In the midst of a revolution in the way we conceive, create and apply information in the form of digital data, the potential benefits are colossal. Nevertheless, this discussion has encountered the inevitable, increasingly so in recent years, as the pervasiveness of data has been met with issues particularly surrounding security. Reports from Goldman Sachs demonstrate a trend indicating a more than likely increase in spending on cyber-security in the coming year. But what is truly notable here is a fascinating correlation—the correlation between the jump in share value of cyber-security companies in the past few years and the steady increase in the quantity of cyber-attacks during a similar period. What we know so far from our observations of the trends tell us this much:
1. The pervasiveness of data is increasing rapidly
2. The pervasiveness of cyber-attacks is steadily increasing
3. Opportunities are increasingly presenting themselves for effective data security solutions
Much like the field of medicine, medication and treatments must rapidly adapt to keep up with or stay ahead of the biological adaptation of viruses, diseases, and general ailments that may inflict damage upon the human body. The pharmaceutical industry, among other industries that intend to provide solutions for the human body, has found such a niche in the constant and continuous necessity for adaptation in this field. The relationship here is quite simple: the more cuts there are, the more band-aids you buy. And naturally, you are likely to bring a more comprehensive first-aid kit to a football game than to a golf tournament. We will call it "the band-aid effect". Ultimately, increased sensitivity to damage or injury in any context warrants greater precaution, prevention, and proactive behavior. Issues always precede opportunity, and challenges breed demand for solutions. However, in this case, a robust and dynamic data environment is in a state of constant expansion, and in perpetual need of both protection and patchwork.

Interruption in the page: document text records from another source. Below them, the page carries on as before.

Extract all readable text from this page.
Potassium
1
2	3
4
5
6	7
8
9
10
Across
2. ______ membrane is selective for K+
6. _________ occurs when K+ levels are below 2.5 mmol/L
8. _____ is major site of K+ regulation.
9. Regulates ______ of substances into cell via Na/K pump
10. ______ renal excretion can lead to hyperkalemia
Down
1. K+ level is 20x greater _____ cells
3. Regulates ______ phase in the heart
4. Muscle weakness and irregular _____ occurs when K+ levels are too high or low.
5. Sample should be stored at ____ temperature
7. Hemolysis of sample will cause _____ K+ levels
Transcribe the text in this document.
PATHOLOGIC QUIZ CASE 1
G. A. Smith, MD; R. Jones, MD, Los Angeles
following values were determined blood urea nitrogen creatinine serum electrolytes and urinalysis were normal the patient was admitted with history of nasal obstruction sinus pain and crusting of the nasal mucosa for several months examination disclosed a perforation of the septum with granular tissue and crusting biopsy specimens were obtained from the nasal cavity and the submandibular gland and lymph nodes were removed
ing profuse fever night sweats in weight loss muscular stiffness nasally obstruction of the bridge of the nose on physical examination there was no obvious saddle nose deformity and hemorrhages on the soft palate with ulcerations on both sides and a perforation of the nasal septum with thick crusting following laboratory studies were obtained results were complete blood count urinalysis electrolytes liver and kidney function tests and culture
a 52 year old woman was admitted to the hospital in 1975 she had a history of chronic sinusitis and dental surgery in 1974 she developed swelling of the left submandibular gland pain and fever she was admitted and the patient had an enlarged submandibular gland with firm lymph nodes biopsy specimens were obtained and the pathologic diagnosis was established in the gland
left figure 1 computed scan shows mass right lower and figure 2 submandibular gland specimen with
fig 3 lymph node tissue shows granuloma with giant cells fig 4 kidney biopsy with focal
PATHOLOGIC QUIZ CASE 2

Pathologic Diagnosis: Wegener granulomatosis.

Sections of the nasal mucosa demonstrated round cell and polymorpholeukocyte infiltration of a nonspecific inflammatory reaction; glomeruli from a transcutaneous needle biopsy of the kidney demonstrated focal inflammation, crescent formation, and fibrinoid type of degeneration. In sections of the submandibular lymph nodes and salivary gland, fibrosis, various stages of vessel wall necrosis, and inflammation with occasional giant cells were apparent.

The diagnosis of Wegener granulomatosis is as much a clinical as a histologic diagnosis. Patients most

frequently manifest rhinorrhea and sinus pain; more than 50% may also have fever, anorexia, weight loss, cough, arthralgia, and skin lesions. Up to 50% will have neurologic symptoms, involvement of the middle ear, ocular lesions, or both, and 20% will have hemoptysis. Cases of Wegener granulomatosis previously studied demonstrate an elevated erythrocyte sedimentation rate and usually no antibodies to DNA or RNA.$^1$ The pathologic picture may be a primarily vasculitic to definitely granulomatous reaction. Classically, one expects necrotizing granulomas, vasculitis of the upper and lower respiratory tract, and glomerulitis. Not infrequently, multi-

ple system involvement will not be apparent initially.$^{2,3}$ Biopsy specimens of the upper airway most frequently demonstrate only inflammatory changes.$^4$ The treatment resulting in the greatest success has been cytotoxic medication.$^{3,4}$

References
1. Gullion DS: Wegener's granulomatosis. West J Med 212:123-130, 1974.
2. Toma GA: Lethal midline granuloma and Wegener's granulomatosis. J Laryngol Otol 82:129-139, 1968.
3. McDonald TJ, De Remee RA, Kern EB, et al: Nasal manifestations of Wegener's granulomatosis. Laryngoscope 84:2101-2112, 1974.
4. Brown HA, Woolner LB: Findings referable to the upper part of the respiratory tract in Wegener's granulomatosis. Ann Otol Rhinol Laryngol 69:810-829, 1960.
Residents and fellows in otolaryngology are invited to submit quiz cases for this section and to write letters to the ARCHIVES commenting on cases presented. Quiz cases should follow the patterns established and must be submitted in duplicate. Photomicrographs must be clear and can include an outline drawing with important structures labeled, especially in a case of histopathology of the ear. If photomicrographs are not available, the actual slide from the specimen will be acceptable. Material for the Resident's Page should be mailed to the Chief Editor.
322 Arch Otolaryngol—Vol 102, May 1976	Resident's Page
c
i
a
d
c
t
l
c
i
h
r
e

Think of the vast body of information that we call data as a single entity. As this quantity increases in its entirety, there is a subsequent increase in threats and vulnerability.
- "Last year 3,014 data breach incidents occurred worldwide exposing 1.1 billion records, with 97% related to either hacking (83%) or fraud (14%)," Kostin [Goldman Sachs] said. "Both incidents and exposed records jumped by 25% during the last year."
We know that the way that we now create and consume data is not simply a trend; rather we have only scratched the tip of the iceberg. The sheer quantity and rates of growth of this quantity tell us that traditional modes of data storage are long gone, and cloud based storage (or some modification of it) is here to stay. With this shift, threats have already been well established, and many more are surely on the horizon. Thus, critically delving into the trends that might arise as outcomes of a new demand for security may provide some purely valuable insight. Based on the evidence at hand, expect to see the necessity of innovative, comprehensively secure solutions continuously on the rise and cashing in all the while.